E como fará isso? Concedendo sempre que a verdadeira é aquela cuja
conclusão se lembra com maior facilidade, é mais inteligível e a
mais amável. Para tanto, ajudar-se-á com os princípios e suas
definições, e com as outras nove regras. Lúlio esclarece que
devemos entender por “aquela que se lembra com mais facilidade e que é
mais amável” a que tem maior inteligibilidade, não a menor, pois
quando escolhemos a proposição afirmativa ou a negativa menos
lembrável e menos amável, tal escolha não pertence ao gênero da
filosofia ou da ciência, senão mais bem ao gênero da fé e da
credulidade. Quando todavia se escolhe a proposição mais
inteligível, com uma inteligibilidade equivalente à sua amabilidade e
lembrabilidade, gera-se então ciência verdadeira e necessária, na
qual o entendimento verdadeiramente atinge o objeto e descansa.[29]
E evidente que para se conhecer quando nosso entendimento estaria no
seu mais alto grau de inteligibilidade é preciso superar o limite
próprio ao conhecimento objetivo.

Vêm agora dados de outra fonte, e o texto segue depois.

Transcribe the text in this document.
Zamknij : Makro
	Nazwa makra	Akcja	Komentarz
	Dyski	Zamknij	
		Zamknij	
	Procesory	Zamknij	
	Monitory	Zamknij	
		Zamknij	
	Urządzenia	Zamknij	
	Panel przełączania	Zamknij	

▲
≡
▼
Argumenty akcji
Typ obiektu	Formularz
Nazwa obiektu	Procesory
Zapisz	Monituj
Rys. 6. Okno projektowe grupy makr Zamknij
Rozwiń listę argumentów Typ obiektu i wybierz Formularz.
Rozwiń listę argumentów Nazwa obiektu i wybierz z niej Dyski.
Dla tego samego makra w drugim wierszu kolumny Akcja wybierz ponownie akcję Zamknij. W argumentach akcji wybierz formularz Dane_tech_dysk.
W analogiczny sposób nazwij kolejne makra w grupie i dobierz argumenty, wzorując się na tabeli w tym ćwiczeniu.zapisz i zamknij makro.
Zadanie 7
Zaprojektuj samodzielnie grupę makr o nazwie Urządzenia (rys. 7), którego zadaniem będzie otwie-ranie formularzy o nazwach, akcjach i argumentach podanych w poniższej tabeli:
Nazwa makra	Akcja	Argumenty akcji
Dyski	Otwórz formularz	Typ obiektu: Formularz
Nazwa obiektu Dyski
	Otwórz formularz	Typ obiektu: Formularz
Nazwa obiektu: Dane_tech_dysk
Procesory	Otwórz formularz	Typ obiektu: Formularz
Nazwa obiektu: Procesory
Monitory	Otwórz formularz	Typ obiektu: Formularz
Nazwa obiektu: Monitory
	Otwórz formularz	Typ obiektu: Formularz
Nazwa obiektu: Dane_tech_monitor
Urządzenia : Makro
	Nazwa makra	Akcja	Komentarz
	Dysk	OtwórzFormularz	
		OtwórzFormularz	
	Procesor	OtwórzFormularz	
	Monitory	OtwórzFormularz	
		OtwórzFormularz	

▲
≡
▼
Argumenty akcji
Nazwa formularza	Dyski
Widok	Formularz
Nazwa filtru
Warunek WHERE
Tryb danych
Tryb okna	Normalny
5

No lulismo é necessário que se
conheçam adequadamente as potências, seus objetos e seus atos, para
poder-se julgar o próprio conhecimento objetivo[30].
Devemos concluir portanto que as proposições que se produziram com
ajuda da Ars são aceites ou rejeitadas, conforme a regra B, a
partir deste outro conhecimento habitual que temos do próprio
entendimento e de seu ato de conhecer.